Kedua, counter-narrative proaktif, di mana pemerintah tidak boleh hanya defensif namun narasi positif harus dibangun sejak awal, dengan konsistensi dan transparansi. Ketiga, Etika pejabat sebagai benteng narasi. Tidak ada narasi yang lebih kuat daripada perilaku nyata. Etika, kesederhanaan, dan kerendahan hati pejabat publik bisa menjadi kontra-propaganda paling ampuh.
Keempat, Literasi digital masyarakat. Publik perlu dipersenjatai dengan kemampuan mengenali hoaks, fake news, dan manipulasi AI karena tanpa daya tahan digital, masyarakat akan terus menjadi korban disinformasi. Kelima, koordinasi lintas lembaga secara aktif karena perang narasi tidak bisa ditangani sendiri-sendiri. Pemerintah, aparat keamanan, dan intelijen harus bersinergi dalam strategi komunikasi dan keamanan.

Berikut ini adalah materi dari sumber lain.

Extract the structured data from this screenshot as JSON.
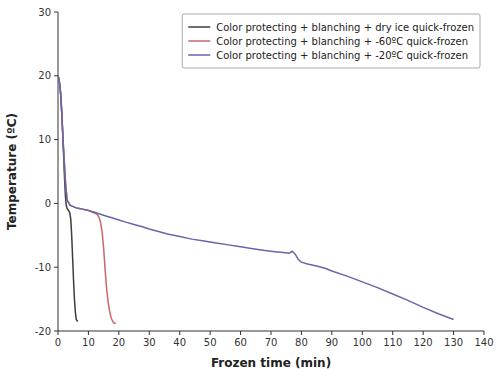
{
  "chart_data": {
    "type": "line",
    "xlabel": "Frozen time (min)",
    "ylabel": "Temperature (ºC)",
    "xlim": [
      0,
      140
    ],
    "ylim": [
      -20,
      30
    ],
    "xticks": [
      0,
      10,
      20,
      30,
      40,
      50,
      60,
      70,
      80,
      90,
      100,
      110,
      120,
      130,
      140
    ],
    "yticks": [
      -20,
      -10,
      0,
      10,
      20,
      30
    ],
    "legend": "upper right",
    "series": [
      {
        "name": "Color protecting + blanching + dry ice quick-frozen",
        "color": "#3d3d3d",
        "x": [
          0,
          0.3,
          0.6,
          0.9,
          1.2,
          1.5,
          1.8,
          2.1,
          2.4,
          2.7,
          3.0,
          3.3,
          3.6,
          3.9,
          4.2,
          4.5,
          4.8,
          5.1,
          5.4,
          5.7,
          6.0,
          6.5
        ],
        "values": [
          20,
          19.5,
          18.5,
          17.0,
          14.5,
          11.5,
          8.0,
          4.5,
          1.5,
          -0.3,
          -0.8,
          -1.0,
          -1.2,
          -1.5,
          -2.5,
          -5.0,
          -8.5,
          -12.0,
          -15.0,
          -17.0,
          -18.2,
          -18.5
        ]
      },
      {
        "name": "Color protecting + blanching + -60ºC quick-frozen",
        "color": "#cc6666",
        "x": [
          0,
          0.3,
          0.6,
          0.9,
          1.2,
          1.5,
          2.0,
          2.5,
          3.0,
          4.0,
          5.0,
          6.0,
          7.0,
          8.0,
          9.0,
          10.0,
          11.0,
          12.0,
          13.0,
          13.5,
          14.0,
          14.5,
          15.0,
          15.5,
          16.0,
          16.5,
          17.0,
          17.5,
          18.0,
          18.5,
          19.0
        ],
        "values": [
          20,
          19.5,
          18.5,
          17.0,
          14.5,
          11.5,
          7.0,
          3.0,
          0.5,
          -0.3,
          -0.5,
          -0.7,
          -0.8,
          -0.9,
          -1.0,
          -1.1,
          -1.3,
          -1.5,
          -1.8,
          -2.2,
          -3.0,
          -4.5,
          -7.0,
          -10.5,
          -13.5,
          -15.5,
          -17.0,
          -18.0,
          -18.5,
          -18.8,
          -18.8
        ]
      },
      {
        "name": "Color protecting + blanching + -20ºC quick-frozen",
        "color": "#6666aa",
        "x": [
          0,
          0.3,
          0.6,
          0.9,
          1.2,
          1.5,
          2.0,
          2.5,
          3.0,
          4.0,
          5.0,
          6.0,
          7.0,
          8.0,
          9.0,
          10.0,
          12.0,
          14.0,
          16.0,
          18.0,
          20.0,
          22.0,
          25.0,
          28.0,
          30.0,
          33.0,
          36.0,
          40.0,
          44.0,
          48.0,
          52.0,
          56.0,
          60.0,
          64.0,
          68.0,
          70.0,
          72.0,
          74.0,
          76.0,
          77.0,
          78.0,
          79.0,
          80.0,
          82.0,
          85.0,
          88.0,
          90.0,
          95.0,
          100.0,
          105.0,
          110.0,
          115.0,
          120.0,
          125.0,
          130.0
        ],
        "values": [
          20,
          19.5,
          18.5,
          17.0,
          14.5,
          11.5,
          7.0,
          3.0,
          0.5,
          -0.3,
          -0.5,
          -0.7,
          -0.8,
          -0.9,
          -1.0,
          -1.1,
          -1.4,
          -1.7,
          -2.0,
          -2.3,
          -2.6,
          -2.9,
          -3.3,
          -3.7,
          -4.0,
          -4.4,
          -4.8,
          -5.2,
          -5.6,
          -5.9,
          -6.2,
          -6.5,
          -6.8,
          -7.1,
          -7.4,
          -7.5,
          -7.6,
          -7.7,
          -7.8,
          -7.5,
          -8.0,
          -8.8,
          -9.2,
          -9.5,
          -9.8,
          -10.2,
          -10.6,
          -11.4,
          -12.3,
          -13.2,
          -14.2,
          -15.2,
          -16.3,
          -17.3,
          -18.2
        ]
      }
    ]
  }
}
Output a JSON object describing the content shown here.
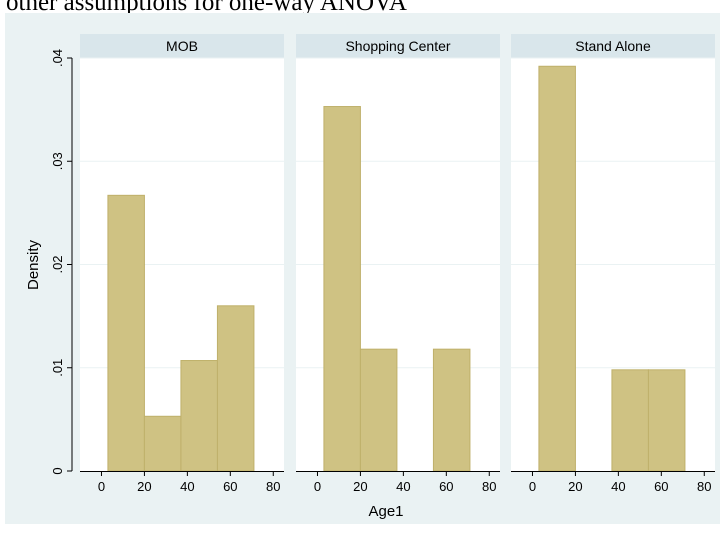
{
  "heading": "other assumptions for one-way ANOVA",
  "colors": {
    "background": "#eaf2f3",
    "panel": "#ffffff",
    "strip": "#d9e6eb",
    "bar_fill": "#cfc283",
    "bar_edge": "#bfb06a",
    "gridline": "#eaf2f3"
  },
  "chart_data": {
    "type": "bar",
    "subtype": "faceted-histogram",
    "xlabel": "Age1",
    "ylabel": "Density",
    "xlim": [
      -10,
      85
    ],
    "ylim": [
      0,
      0.04
    ],
    "x_ticks": [
      0,
      20,
      40,
      60,
      80
    ],
    "x_tick_labels": [
      "0",
      "20",
      "40",
      "60",
      "80"
    ],
    "y_ticks": [
      0,
      0.01,
      0.02,
      0.03,
      0.04
    ],
    "y_tick_labels": [
      "0",
      ".01",
      ".02",
      ".03",
      ".04"
    ],
    "grid": true,
    "bin_edges": [
      3,
      20,
      37,
      54,
      71
    ],
    "panels": [
      {
        "name": "MOB",
        "values": [
          0.0267,
          0.0053,
          0.0107,
          0.016
        ]
      },
      {
        "name": "Shopping Center",
        "values": [
          0.0353,
          0.0118,
          0,
          0.0118
        ]
      },
      {
        "name": "Stand Alone",
        "values": [
          0.0392,
          0,
          0.0098,
          0.0098
        ]
      }
    ]
  }
}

Demonstrasi 25-31 Agustus membuktikan bahwa pertarungan terbesar di era digital bukan hanya di jalanan, melainkan di ruang persepsi. Hoaks, fake news, dan narasi oportunis mampu mengubah kritik sah menjadi kerusuhan destruktif. Tantangan pemerintah dan intelijen ke depan bukan sekadar menjaga keamanan fisik, melainkan memenangkan perang narasi di media sosial. Sebab, siapa yang menguasai persepsi, pada akhirnya akan menguasai realitas politik.